La rencontre entre OKC et L.A était moins alléchante que prévu mais le retour de Williams à quand même fais plaisir. Le Thunder privé de Shai Gilgeous-Alexander et les Lakers de Luka Dončić, Oklahoma Citym’a pas manqué d’imposé son tempo, son impact physique et sa discipline collective pour s’imposer 119-110 et stopper une petite série noire.
Un match rugueux, haché, parfois brouillon, mais révélateur. Celui d’une équipe qui sait exactement qui elle est, même quand son MVP est en civil.
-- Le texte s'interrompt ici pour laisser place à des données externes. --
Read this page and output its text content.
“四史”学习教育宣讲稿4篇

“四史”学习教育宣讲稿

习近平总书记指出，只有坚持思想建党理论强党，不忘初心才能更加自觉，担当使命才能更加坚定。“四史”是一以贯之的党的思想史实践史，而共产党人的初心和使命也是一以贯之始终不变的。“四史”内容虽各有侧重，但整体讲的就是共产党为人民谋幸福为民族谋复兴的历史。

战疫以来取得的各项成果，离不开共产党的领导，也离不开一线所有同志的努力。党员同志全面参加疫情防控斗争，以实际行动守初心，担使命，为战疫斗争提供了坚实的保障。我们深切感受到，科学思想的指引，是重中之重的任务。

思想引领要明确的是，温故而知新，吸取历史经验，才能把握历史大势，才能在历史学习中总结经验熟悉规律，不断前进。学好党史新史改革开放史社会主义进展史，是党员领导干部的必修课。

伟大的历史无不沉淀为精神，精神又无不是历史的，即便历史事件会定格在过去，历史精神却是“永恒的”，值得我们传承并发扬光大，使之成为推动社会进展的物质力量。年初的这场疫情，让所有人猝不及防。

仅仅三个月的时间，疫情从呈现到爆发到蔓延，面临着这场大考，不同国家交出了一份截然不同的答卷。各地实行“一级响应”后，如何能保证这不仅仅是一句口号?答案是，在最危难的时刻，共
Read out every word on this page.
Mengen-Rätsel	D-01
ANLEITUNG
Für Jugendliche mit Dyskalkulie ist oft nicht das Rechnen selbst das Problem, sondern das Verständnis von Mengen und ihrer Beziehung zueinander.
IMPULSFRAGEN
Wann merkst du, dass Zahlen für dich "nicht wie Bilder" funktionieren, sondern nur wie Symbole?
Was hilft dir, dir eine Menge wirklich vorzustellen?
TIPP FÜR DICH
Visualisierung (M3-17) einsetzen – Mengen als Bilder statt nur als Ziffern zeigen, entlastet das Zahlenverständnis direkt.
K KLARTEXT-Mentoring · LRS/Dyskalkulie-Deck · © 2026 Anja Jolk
Jalen Williams, retour qui change tout
Dix matchs loin des parquets. Une cuisse capricieuse. Et un retour qui sentait l’essence. Jalen Williams n’a pas traîné pour remettre sa signature sur la rencontre. Discret en première mi-temps, il a pris feu après la pause. Quinze points dans les deux derniers quart-temps, des tirs pris au bon moment, et cette sensation qu’il avait décidé que le match ne lui échapperait plus.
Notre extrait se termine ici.